Develop a list of key pests as an initial step in IPM planning for vegetable insects

Identify the pests your vegetable crop is at risk for as an initial step in pre-season IPM planning.

Proactive insect management requires anticipating pests that pose a major risk to your crop. This can be a challenge, given the myriad of insects that damage vegetables. Pest managers can take a cue from risk assessment, which aims to anticipate and prioritize threats. In risk assessment, risk is the product of two things, the chance an event occurs, and the severity of the consequences if it occurs:

Risk = likelihood an event occurs X severity of its consequences

Risk increases for events that are highly probable or have major negative effects on human goals.

In a pest management context, pests that are consistently present and cause economic damage pose a major risk and should take top priority. For example, sweet corn insect pests include over 10 insect species. However, of these, corn earworm, western bean cutworm and European corn borer are most consistently present and cause direct damage to corn ears that reduces marketable yield. In other words, there is a relatively high likelihood they will cause problems and the consequences will be severe if problems are not detected and managed. These pests pose a major risk and should be a focus of monitoring and control efforts.
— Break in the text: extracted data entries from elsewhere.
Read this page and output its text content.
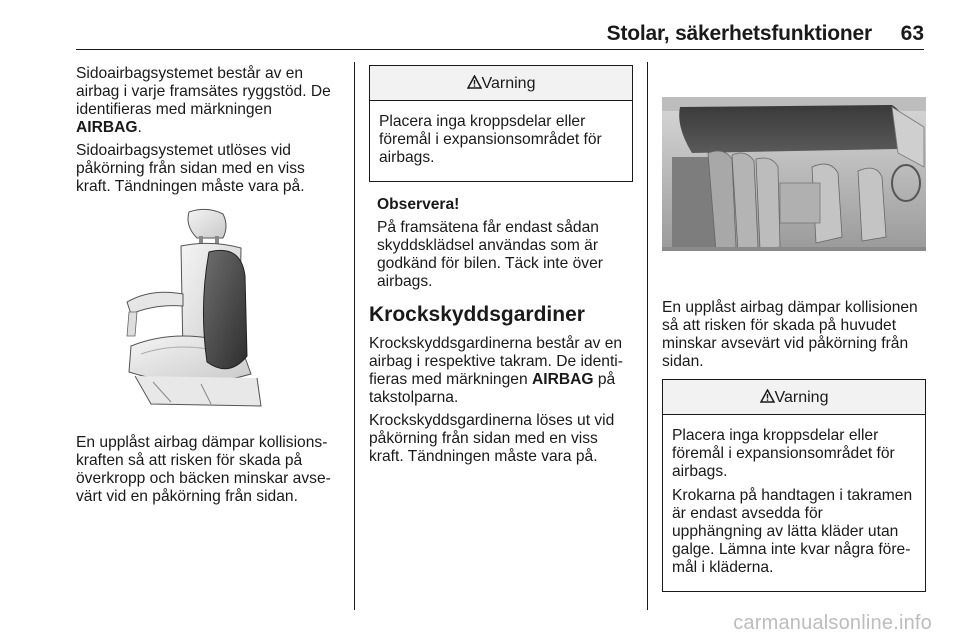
Stolar, säkerhetsfunktioner	63

Sidoairbagsystemet består av en airbag i varje framsätes ryggstöd. De identifieras med märkningen AIRBAG.

Sidoairbagsystemet utlöses vid påkörning från sidan med en viss kraft. Tändningen måste vara på.

En upplåst airbag dämpar kollisionskraften så att risken för skada på överkropp och bäcken minskar avsevärt vid en påkörning från sidan.

Varning

Placera inga kroppsdelar eller föremål i expansionsområdet för airbags.

Observera!

På framsätena får endast sådan skyddsklädsel användas som är godkänd för bilen. Täck inte över airbags.

Krockskyddsgardiner

Krockskyddsgardinerna består av en airbag i respektive takram. De identifieras med märkningen AIRBAG på takstolparna.

Krockskyddsgardinerna löses ut vid påkörning från sidan med en viss kraft. Tändningen måste vara på.

En upplåst airbag dämpar kollisionen så att risken för skada på huvudet minskar avsevärt vid påkörning från sidan.

Varning

Placera inga kroppsdelar eller föremål i expansionsområdet för airbags.

Krokarna på handtagen i takramen är endast avsedda för upphängning av lätta kläder utan galge. Lämna inte kvar några föremål i kläderna.

carmanualsonline.info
Other pests may only be sporadically present, but cause severe damage when they do occur. Prior to the growing season, make sure to understand the conditions that favor these pests so you can take preventive measures in the event these conditions occur. According to Michigan State University Extension, a good example of such a pest is corn flea beetle, the vector of Stewart’s wilt, a disease of sweet corn. This pest may not be a problem in cool winters that limit overwintering survival of beetles. However, when average temperatures between January and December are over 30 degrees Fahrenheit, a higher percentage of beetles will survive, increasing the risk of Stewart’s wilt in seedling sweet corn. The consequences are potentially severe, as Stewart’s wilt can cause significant yield loss. When these conditions occur (weather data for locations near you are available at Enviro-weather), a wilt-resistant variety can be planted to limit this problem.

For pests that are consistently damaging or cause occasional but severe damage, being proactive is essential. In contrast, other pests may be extremely rare or may be present but cause little economic damage. For these pests, reactive management is less risky.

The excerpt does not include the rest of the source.